Au départ, le dispositif était ultra sélectif, avec un cahier de charges jugé impossible à remplir par la majorité des établissements en place. «Il se focalisait surtout sur des critères quantitatifs, car l’on a essayé de calquer le fonctionnement des établissements publics. Le ministère de l’Enseignement supérieur a ensuite revu plusieurs de ses conditions, et des écoles ont commencé à obtenir le label. Certaines n’ont pas pu suivre et ont dû fermer. Actuellement, les conditions sont beaucoup moins strictes», précise Sayarh.
L’idée de départ était justement de «filtrer» le secteur privé. Il s’agissait de relever les standards de qualité vers le haut, en poussant les établissements à se mettre à niveau et en créant un esprit d’émulation. C’était l’ambition de l’ancien ministre Lahcen Daoudi. Seuls les meilleurs pouvaient ainsi accéder au sésame, tandis que les autres n’auraient d’autre choix que de suivre, ou disparaître. De fil en aiguille, le terrain a dit son mot, et il a fallu alléger le dispositif pour l’ouvrir à plus de prétendants.
Sous le mandat de Saaïd Amzazi (2018-2021), le ministère souhaitait aller encore plus loin, en imposant les critères de la reconnaissance comme condition sine qua none pour la création de nouveaux établissements. Une mesure approuvée par son successeur, Abdellatif Miraoui (2021-2024). L’actuel ministre, Azzedine El Midaoui irait-il dans le même sens?
Et si l’on généralisait la reconnaissance à tout le privé…

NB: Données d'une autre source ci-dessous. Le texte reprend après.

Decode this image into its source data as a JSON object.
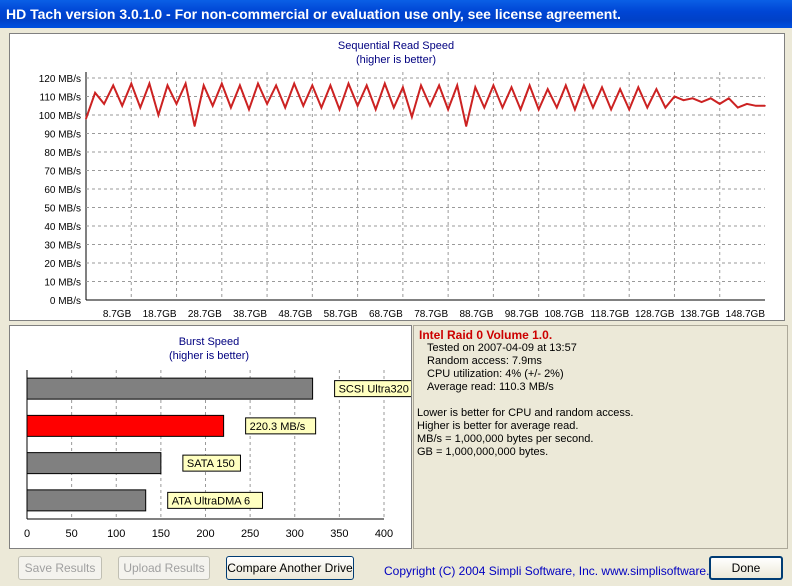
{
  "window": {
    "title": "HD Tach version 3.0.1.0  - For non-commercial or evaluation use only, see license agreement."
  },
  "seq_chart": {
    "title": "Sequential Read Speed",
    "subtitle": "(higher is better)",
    "y_ticks": [
      "120 MB/s",
      "110 MB/s",
      "100 MB/s",
      "90 MB/s",
      "80 MB/s",
      "70 MB/s",
      "60 MB/s",
      "50 MB/s",
      "40 MB/s",
      "30 MB/s",
      "20 MB/s",
      "10 MB/s",
      "0 MB/s"
    ],
    "x_ticks": [
      "8.7GB",
      "18.7GB",
      "28.7GB",
      "38.7GB",
      "48.7GB",
      "58.7GB",
      "68.7GB",
      "78.7GB",
      "88.7GB",
      "98.7GB",
      "108.7GB",
      "118.7GB",
      "128.7GB",
      "138.7GB",
      "148.7GB"
    ],
    "line_color": "#cc2222"
  },
  "burst_chart": {
    "title": "Burst Speed",
    "subtitle": "(higher is better)",
    "x_ticks": [
      "0",
      "50",
      "100",
      "150",
      "200",
      "250",
      "300",
      "350",
      "400"
    ]
  },
  "chart_data": [
    {
      "type": "line",
      "title": "Sequential Read Speed",
      "subtitle": "(higher is better)",
      "xlabel": "",
      "ylabel": "",
      "ylim": [
        0,
        125
      ],
      "xlim": [
        0,
        150
      ],
      "grid": true,
      "series": [
        {
          "x": [
            0,
            2,
            4,
            6,
            8,
            10,
            12,
            14,
            16,
            18,
            20,
            22,
            24,
            26,
            28,
            30,
            32,
            34,
            36,
            38,
            40,
            42,
            44,
            46,
            48,
            50,
            52,
            54,
            56,
            58,
            60,
            62,
            64,
            66,
            68,
            70,
            72,
            74,
            76,
            78,
            80,
            82,
            84,
            86,
            88,
            90,
            92,
            94,
            96,
            98,
            100,
            102,
            104,
            106,
            108,
            110,
            112,
            114,
            116,
            118,
            120,
            122,
            124,
            126,
            128,
            130,
            132,
            134,
            136,
            138,
            140,
            142,
            144,
            146,
            148,
            150
          ],
          "values": [
            98,
            112,
            106,
            116,
            105,
            117,
            104,
            117,
            100,
            116,
            106,
            117,
            94,
            116,
            105,
            117,
            104,
            116,
            103,
            117,
            106,
            116,
            104,
            117,
            105,
            116,
            104,
            116,
            103,
            117,
            105,
            116,
            103,
            117,
            104,
            115,
            99,
            116,
            105,
            116,
            103,
            116,
            94,
            115,
            104,
            116,
            104,
            115,
            103,
            116,
            103,
            114,
            104,
            116,
            103,
            116,
            104,
            115,
            103,
            114,
            103,
            115,
            104,
            114,
            104,
            110,
            108,
            109,
            107,
            109,
            106,
            109,
            104,
            106,
            105,
            105
          ]
        }
      ]
    },
    {
      "type": "bar",
      "title": "Burst Speed",
      "subtitle": "(higher is better)",
      "xlim": [
        0,
        400
      ],
      "categories": [
        "SCSI Ultra320",
        "220.3 MB/s",
        "SATA 150",
        "ATA UltraDMA 6"
      ],
      "values": [
        320,
        220.3,
        150,
        133
      ],
      "colors": [
        "#808080",
        "#ff0000",
        "#808080",
        "#808080"
      ]
    }
  ],
  "info": {
    "title": "Intel Raid 0 Volume 1.0.",
    "tested": "Tested on 2007-04-09 at 13:57",
    "random": "Random access: 7.9ms",
    "cpu": "CPU utilization: 4% (+/- 2%)",
    "avg": "Average read: 110.3 MB/s",
    "note1": "Lower is better for CPU and random access.",
    "note2": "Higher is better for average read.",
    "note3": "MB/s = 1,000,000 bytes per second.",
    "note4": "GB = 1,000,000,000 bytes."
  },
  "buttons": {
    "save": "Save Results",
    "upload": "Upload Results",
    "compare": "Compare Another Drive",
    "done": "Done"
  },
  "copyright": "Copyright (C) 2004 Simpli Software, Inc. www.simplisoftware.com"
}
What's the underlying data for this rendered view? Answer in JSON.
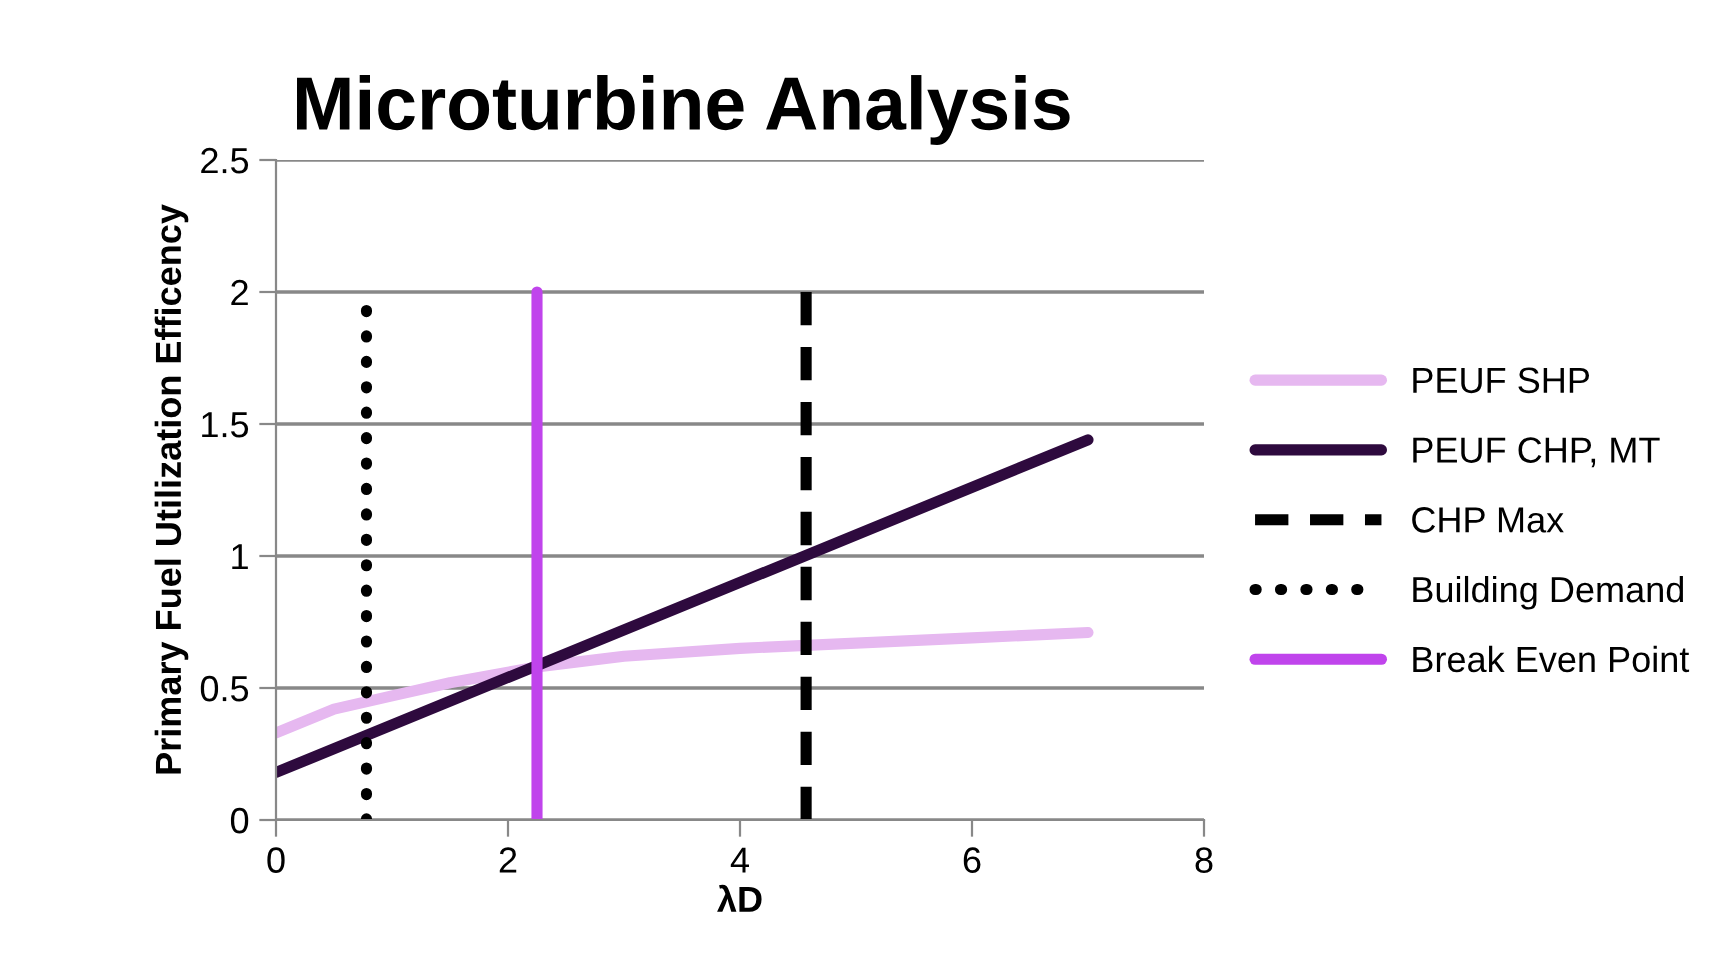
{
  "chart_data": {
    "type": "line",
    "title": "Microturbine Analysis",
    "xlabel": "λD",
    "ylabel": "Primary Fuel Utilization Efficency",
    "xlim": [
      0,
      8
    ],
    "xticks": [
      0,
      2,
      4,
      6,
      8
    ],
    "ylim": [
      0,
      2.5
    ],
    "yticks": [
      0,
      0.5,
      1,
      1.5,
      2,
      2.5
    ],
    "grid": "y",
    "legend": "right",
    "series": [
      {
        "name": "PEUF SHP",
        "color": "#e6b8f0",
        "x": [
          0,
          0.5,
          1,
          1.5,
          2,
          2.25,
          3,
          4,
          5,
          6,
          7
        ],
        "values": [
          0.33,
          0.42,
          0.47,
          0.52,
          0.56,
          0.58,
          0.62,
          0.65,
          0.67,
          0.69,
          0.71
        ]
      },
      {
        "name": "PEUF CHP, MT",
        "color": "#2e0a3e",
        "x": [
          0,
          7
        ],
        "values": [
          0.18,
          1.44
        ]
      },
      {
        "name": "CHP Max",
        "color": "#000000",
        "line_style": "dashed",
        "x": [
          4.57,
          4.57
        ],
        "values": [
          0,
          2
        ]
      },
      {
        "name": "Building Demand",
        "color": "#000000",
        "line_style": "dotted",
        "x": [
          0.78,
          0.78
        ],
        "values": [
          0,
          1.93
        ]
      },
      {
        "name": "Break Even Point",
        "color": "#c044ec",
        "x": [
          2.25,
          2.25
        ],
        "values": [
          0,
          2
        ]
      }
    ]
  }
}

■ Hassan Sayarh, expert en enseignement supérieur, consultant-formateur: «Si l’on souhaite se focaliser sur la qualité, il faudrait permettre à des établissements reconnus d’exister, et à ceux non reconnus aussi d’exister, pour que nous puissions faire la différence. Si tout le monde est reconnu, le label ne procurera plus d’avantage et nous ne serions plus dans la qualité»
■ Mohamed Zaoudi, directeur de l’IGA: «A partir du moment où l’on a franchi ce pas de ne plus faire de différence entre le privé et le public grâce à la reconnaissance, cela ne peut être que bénéfique pour l’ensemble des parties prenantes. Par exemple, auparavant, l’Etat ratait des profils de l’enseignement privé en raison de cette contrainte de l’équivalence.
Je suis d’avis de généraliser la reconnaissance. Une école privée ne doit exister que si elle est reconnue par l’État. Autrement, il y aura toujours des étudiants piégés, parce qu’à la fin de leur parcours ils n’obtiendront pas de diplôme équivalent. Il faudrait pousser l’ensemble des acteurs à s’aligner sur les standards de la reconnaissance. Ou bien, carrément retirer cette notion pour tout le monde, et que le meilleur gagne!»
Une qualité réellement améliorée?

Avec un recul d’une décennie, la reconnaissance a-t-elle réellement permis de niveler le secteur par le haut? Les avis sont plutôt partagés. «Certainement un peu…, mais pas beaucoup, dans la mesure où la qualité n’était pas le leitmotiv de départ», pense Hassan Sayarh. Mohamed Zaoudi, directeur de l’IGA, pour sa part, reconnaît une amélioration de la qualité de l’offre en place. Pour lui, la reconnaissance a, également, permis d’écarter les «éléments perturbateurs» du secteur, ceux proposant un semblant de qualité, et s’adonnant à des publicités mensongères. «Le ministère a aussi facilité les choses, en publiant la liste des écoles accréditées et/ou reconnues par l’État», souligne-t-il. Et d’ajouter: «Cependant, en termes d’impact, nous sommes un peu déçus, puisque le privé n’accueille toujours que 5 à 6% des effectifs du supérieur, alors que l’objectif était d’atteindre 20%». Hind Moutawakkil, présidente de la Conférence des grandes écoles, quant à elle, estime que la reconnaissance de l’Etat a été un «tournant structurant et impactant» pour le secteur (Lire article). «Ce dispositif a permis d’introduire des standards de qualité, d’exigence académique et scientifique et de gouvernance qui ont rehaussé l’image et la crédibilité du privé au sein de l’écosystème national», assure-t-elle.